Uncovering topologically associating domains from three-dimensional genome maps with TADGATE

Dachang Dang,Shao-Wu Zhang,Kangning Dong,Ran Duan,Shihua Zhang
DOI: https://doi.org/10.1101/2024.06.12.598668
2024-06-14
Abstract:Topologically associating domains (TADs) emerge as indispensable units in three-dimensional (3D) genome organization, playing a critical role in gene regulation. However, accurately identifying TADs from sparse chromatin contact maps and exploring the structural and functional elements within TADs remain challenging. To this end, we develop a graph attention auto-encoder, TADGATE, to accurately identify TADs even from ultra-sparse contact maps and generate the imputed maps while preserving or enhancing the underlying topological structures. TADGATE can capture specific attention patterns, pointing to two types of units with different characteristics in TADs. Moreover, we find that the organization of TADs is closely associated with chromatin compartmentalization, and TAD boundaries in different compartmental environments exhibit distinct biological properties.

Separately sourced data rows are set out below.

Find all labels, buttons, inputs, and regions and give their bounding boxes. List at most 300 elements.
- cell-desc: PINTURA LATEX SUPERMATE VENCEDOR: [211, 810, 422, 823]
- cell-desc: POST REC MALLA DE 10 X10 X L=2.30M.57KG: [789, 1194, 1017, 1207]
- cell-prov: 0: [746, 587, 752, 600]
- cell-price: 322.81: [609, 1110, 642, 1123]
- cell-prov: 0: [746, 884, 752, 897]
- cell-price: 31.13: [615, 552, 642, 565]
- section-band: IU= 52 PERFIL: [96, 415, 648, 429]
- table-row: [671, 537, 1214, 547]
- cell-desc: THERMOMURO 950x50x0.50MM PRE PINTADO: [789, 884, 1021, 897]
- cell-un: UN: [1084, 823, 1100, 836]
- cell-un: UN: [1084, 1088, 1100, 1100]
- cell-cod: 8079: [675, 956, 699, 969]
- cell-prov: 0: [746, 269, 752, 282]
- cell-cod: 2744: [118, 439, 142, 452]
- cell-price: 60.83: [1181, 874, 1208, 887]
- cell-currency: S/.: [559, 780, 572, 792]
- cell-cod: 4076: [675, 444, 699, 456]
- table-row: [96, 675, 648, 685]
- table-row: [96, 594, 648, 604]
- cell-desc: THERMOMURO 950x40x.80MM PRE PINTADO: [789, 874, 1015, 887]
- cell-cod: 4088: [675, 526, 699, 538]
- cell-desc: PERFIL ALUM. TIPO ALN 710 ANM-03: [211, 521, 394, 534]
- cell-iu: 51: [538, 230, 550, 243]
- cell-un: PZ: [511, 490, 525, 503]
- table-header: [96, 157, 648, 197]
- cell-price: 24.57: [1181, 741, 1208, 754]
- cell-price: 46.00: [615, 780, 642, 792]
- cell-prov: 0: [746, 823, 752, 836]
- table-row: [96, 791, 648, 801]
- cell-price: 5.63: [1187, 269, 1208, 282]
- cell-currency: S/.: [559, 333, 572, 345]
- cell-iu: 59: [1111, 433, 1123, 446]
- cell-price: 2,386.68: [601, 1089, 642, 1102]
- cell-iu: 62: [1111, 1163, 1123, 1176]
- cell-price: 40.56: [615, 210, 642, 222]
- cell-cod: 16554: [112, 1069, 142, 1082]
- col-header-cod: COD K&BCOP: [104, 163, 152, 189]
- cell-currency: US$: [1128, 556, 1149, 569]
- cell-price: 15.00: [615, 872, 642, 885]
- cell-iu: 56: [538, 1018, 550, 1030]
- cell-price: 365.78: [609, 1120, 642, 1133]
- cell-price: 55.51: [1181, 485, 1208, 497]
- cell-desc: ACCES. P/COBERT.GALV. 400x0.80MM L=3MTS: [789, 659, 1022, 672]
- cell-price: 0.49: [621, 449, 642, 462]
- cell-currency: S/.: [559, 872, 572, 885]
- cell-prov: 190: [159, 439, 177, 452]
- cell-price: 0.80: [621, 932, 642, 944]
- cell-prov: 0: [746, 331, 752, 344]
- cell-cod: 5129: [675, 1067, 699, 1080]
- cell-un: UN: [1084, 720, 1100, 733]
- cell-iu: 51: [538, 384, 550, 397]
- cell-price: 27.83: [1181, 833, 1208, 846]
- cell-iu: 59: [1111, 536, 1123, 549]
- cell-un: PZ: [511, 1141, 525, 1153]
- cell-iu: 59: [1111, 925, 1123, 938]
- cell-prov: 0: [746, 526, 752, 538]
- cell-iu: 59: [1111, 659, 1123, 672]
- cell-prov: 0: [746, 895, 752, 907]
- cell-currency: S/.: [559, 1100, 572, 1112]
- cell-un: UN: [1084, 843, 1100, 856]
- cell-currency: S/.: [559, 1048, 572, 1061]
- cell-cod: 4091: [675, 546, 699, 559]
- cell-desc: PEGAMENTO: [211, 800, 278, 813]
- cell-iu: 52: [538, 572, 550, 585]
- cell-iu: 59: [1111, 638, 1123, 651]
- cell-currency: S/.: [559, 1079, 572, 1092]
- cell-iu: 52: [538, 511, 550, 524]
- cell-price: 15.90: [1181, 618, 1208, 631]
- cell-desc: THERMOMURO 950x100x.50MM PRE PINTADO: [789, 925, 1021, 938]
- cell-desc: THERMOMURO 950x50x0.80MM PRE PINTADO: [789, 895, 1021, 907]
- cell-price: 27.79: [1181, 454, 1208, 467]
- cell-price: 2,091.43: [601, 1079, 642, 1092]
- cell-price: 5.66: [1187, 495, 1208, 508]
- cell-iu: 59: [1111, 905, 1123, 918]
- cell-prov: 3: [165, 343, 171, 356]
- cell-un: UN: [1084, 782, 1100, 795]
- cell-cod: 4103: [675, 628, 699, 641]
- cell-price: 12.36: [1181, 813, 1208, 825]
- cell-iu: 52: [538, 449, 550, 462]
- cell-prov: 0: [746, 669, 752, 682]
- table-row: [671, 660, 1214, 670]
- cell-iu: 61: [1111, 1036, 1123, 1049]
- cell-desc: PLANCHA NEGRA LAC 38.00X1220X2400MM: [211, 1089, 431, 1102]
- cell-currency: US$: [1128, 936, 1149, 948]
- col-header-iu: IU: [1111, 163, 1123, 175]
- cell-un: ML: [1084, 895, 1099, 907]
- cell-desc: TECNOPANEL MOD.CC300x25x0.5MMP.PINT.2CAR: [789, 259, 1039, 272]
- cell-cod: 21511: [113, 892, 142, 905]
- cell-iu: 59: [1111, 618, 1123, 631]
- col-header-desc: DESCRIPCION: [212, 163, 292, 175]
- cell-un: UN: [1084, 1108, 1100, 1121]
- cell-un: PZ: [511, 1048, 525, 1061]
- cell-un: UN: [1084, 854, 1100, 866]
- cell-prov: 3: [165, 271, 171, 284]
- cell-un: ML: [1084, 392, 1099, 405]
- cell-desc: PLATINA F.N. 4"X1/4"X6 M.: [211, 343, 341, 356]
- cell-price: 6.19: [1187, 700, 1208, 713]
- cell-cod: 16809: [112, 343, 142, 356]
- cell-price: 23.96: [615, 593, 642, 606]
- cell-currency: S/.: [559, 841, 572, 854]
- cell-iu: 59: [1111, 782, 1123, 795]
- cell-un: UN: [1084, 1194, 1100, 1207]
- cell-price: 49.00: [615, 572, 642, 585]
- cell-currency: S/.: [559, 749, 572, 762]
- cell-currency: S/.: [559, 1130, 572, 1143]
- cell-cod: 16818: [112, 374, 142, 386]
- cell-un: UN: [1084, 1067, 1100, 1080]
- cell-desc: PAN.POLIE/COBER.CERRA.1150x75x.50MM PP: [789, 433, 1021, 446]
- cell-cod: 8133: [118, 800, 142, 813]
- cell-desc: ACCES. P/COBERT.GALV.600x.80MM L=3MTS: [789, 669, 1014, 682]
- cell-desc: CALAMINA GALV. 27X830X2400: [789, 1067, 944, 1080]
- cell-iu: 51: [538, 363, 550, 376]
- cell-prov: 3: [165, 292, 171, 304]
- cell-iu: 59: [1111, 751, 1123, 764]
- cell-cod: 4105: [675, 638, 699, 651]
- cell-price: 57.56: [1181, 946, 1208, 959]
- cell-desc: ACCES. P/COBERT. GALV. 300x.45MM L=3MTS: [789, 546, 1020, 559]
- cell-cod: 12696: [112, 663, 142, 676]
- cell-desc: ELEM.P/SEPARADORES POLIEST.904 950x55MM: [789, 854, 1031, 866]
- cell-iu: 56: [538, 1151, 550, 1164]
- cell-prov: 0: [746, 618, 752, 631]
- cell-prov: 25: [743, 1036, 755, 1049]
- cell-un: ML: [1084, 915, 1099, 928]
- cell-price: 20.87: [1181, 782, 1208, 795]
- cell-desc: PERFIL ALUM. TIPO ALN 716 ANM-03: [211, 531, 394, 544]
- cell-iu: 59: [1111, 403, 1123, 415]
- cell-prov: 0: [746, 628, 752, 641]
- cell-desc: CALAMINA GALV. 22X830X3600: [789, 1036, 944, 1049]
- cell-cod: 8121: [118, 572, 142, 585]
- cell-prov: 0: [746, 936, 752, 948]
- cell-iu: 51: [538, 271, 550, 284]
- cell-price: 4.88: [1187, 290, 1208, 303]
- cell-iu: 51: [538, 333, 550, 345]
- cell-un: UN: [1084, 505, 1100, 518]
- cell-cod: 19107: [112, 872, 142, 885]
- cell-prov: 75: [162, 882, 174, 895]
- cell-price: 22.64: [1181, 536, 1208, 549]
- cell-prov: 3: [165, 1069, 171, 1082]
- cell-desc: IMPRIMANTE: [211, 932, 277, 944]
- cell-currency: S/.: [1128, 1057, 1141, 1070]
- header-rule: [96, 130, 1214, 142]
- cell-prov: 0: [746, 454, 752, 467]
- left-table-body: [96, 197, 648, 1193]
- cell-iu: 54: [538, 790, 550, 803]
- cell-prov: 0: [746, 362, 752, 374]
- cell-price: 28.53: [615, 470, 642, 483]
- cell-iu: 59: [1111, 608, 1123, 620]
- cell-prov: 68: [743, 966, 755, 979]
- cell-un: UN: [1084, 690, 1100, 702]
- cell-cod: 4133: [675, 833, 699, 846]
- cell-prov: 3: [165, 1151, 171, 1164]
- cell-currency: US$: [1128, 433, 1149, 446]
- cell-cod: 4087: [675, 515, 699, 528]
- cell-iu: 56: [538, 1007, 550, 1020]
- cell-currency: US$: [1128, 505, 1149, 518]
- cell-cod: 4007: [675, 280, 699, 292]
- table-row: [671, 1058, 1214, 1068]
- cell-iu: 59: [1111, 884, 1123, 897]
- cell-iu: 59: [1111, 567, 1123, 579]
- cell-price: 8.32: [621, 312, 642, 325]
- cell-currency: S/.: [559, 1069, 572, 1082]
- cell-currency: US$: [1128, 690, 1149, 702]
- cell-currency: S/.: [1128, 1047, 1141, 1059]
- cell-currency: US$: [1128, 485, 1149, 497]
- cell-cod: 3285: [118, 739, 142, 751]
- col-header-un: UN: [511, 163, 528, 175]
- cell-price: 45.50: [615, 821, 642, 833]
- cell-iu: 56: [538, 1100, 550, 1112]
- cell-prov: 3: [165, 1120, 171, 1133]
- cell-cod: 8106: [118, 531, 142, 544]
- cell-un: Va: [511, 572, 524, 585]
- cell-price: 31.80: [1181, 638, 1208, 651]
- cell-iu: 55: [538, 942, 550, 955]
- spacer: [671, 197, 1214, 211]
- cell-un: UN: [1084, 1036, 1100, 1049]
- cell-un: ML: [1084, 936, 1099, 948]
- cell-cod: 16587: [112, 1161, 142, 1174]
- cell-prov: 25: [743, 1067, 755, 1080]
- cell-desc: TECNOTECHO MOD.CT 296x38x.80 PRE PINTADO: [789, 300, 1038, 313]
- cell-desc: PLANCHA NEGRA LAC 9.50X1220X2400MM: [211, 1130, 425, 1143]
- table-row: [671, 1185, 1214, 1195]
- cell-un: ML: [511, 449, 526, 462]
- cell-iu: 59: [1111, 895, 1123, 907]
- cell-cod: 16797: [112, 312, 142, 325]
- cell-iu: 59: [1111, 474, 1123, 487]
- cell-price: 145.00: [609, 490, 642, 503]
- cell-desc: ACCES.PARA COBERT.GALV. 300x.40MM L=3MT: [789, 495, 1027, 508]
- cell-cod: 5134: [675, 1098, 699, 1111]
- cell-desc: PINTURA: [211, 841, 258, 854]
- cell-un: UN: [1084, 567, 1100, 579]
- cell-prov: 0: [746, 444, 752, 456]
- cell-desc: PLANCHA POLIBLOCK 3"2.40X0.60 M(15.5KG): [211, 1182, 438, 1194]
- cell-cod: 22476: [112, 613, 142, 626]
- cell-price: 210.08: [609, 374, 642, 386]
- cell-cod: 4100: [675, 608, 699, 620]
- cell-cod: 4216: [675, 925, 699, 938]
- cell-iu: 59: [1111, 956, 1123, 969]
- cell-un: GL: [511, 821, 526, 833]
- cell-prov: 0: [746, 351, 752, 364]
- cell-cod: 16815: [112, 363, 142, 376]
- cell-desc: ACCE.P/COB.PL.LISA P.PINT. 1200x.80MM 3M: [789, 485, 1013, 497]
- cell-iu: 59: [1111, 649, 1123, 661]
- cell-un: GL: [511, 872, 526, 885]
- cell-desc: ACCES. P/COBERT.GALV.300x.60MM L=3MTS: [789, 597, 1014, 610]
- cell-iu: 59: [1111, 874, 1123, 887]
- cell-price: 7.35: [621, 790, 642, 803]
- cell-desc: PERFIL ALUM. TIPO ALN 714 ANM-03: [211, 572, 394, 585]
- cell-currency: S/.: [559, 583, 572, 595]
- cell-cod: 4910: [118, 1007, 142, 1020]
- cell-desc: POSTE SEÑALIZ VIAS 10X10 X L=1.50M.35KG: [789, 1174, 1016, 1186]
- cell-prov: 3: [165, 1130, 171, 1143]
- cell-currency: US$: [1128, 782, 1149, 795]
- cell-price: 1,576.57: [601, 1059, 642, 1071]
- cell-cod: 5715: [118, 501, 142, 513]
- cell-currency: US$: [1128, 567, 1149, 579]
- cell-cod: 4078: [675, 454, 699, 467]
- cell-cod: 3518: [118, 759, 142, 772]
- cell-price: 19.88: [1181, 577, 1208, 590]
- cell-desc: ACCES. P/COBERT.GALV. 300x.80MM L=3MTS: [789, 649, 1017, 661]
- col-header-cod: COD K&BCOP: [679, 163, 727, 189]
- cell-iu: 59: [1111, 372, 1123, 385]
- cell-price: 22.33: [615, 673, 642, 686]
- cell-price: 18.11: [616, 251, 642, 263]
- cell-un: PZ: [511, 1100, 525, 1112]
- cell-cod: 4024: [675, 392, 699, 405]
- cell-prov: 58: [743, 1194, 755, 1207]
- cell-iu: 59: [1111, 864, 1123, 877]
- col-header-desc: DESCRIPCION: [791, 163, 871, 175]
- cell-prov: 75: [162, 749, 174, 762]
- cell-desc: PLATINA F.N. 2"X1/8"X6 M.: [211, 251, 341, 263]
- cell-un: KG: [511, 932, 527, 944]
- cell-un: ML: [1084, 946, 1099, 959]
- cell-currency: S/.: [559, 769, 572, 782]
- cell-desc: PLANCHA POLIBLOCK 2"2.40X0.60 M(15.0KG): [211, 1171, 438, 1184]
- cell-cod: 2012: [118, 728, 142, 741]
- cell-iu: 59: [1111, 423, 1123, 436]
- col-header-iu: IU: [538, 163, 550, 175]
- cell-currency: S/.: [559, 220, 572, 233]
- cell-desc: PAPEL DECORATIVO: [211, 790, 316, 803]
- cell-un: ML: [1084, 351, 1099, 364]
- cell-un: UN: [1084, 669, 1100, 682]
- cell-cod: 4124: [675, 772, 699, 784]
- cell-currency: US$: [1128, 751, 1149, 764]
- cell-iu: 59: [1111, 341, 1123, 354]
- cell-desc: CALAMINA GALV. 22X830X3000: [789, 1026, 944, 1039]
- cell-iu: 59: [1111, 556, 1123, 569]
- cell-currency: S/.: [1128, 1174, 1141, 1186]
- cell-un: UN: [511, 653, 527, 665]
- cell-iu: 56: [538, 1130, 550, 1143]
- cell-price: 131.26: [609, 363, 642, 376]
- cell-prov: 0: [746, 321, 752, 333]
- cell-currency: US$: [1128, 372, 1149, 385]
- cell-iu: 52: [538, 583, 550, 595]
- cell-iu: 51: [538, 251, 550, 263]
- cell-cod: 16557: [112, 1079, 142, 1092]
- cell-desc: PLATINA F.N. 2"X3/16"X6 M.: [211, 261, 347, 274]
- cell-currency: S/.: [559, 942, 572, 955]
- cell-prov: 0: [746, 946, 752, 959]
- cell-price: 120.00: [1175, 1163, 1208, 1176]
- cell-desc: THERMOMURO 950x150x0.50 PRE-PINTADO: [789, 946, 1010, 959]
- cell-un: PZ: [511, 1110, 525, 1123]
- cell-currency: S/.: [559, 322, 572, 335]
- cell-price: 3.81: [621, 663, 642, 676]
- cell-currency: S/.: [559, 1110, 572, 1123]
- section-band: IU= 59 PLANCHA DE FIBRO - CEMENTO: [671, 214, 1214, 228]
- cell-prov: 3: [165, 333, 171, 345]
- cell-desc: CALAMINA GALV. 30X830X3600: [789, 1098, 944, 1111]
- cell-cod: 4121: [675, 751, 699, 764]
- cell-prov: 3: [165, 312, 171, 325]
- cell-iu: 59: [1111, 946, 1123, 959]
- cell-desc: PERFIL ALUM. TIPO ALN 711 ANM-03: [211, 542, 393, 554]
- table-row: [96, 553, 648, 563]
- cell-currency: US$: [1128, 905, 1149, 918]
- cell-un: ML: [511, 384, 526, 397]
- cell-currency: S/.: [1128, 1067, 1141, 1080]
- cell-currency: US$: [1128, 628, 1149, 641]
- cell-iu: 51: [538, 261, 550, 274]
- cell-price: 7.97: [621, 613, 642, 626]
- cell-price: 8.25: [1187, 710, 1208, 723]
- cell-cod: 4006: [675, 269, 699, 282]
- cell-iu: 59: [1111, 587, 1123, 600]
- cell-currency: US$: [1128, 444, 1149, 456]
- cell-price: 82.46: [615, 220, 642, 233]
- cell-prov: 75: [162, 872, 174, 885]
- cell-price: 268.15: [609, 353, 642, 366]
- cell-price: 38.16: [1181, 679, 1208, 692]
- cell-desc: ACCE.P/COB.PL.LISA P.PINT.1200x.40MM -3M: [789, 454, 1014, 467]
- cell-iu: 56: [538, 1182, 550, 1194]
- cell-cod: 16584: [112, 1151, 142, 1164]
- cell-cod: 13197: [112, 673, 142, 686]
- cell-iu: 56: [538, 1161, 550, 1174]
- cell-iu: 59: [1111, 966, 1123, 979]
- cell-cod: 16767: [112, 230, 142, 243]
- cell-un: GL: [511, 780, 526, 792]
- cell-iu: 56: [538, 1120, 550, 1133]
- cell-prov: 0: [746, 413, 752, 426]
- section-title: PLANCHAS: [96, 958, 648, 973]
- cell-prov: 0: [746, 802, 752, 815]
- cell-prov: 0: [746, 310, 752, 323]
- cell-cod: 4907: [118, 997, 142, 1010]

We also utilize a two-layer Hidden Markov Model to functionally annotate the TADs and their internal regions, revealing the overall properties of TADs and the distribution of the structural and functional elements within TADs. At last, we apply TADGATE to highly sparse and noisy Hi-C contact maps from 21 human tissues or cell lines, enhancing the clarity of TAD structures, investigating the nature of conserved and cell type-specific boundaries, and unveiling the cell type-specific transcriptional regulatory mechanisms associated with topological domains.
Bioinformatics
What problem does this paper attempt to address?
The paper attempts to address the following issues: 1. **Accurately identifying Topologically Associating Domains (TADs) from sparse chromatin contact maps**: Although TADs play a crucial role in gene regulation, accurately identifying them from sparse and noisy Hi-C data remains a challenge. Researchers have developed various methods to identify TADs, but they perform poorly when dealing with data of low sequencing depth. 2. **Generating completed contact maps while preserving or enhancing the underlying topological structure**: By developing a graph attention autoencoder (TADGATE), this method not only accurately identifies TADs but also smooths and completes sparse Hi-C contact maps, thereby improving the clarity of structure recognition. 3. **Exploring different types of TAD boundaries and their biological characteristics**: The paper finds that TAD organization is closely related to chromatin compartmentalization and classifies TAD boundaries into different types based on different compartment environments. It explores the conservation and specific transcriptional regulatory mechanisms of these boundaries in different cell types. 4. **Functionally annotating TADs and their internal regions**: Using a two-layer hidden Markov model, the paper functionally annotates TADs and their internal structures and functional elements, revealing the overall properties of TADs and the distribution of structural and functional elements within TADs. In summary, this paper aims to propose a new computational framework, TADGATE, to overcome the limitations of existing methods in handling sparse Hi-C data and to deeply explore the functional characteristics of TAD boundaries and their internal elements.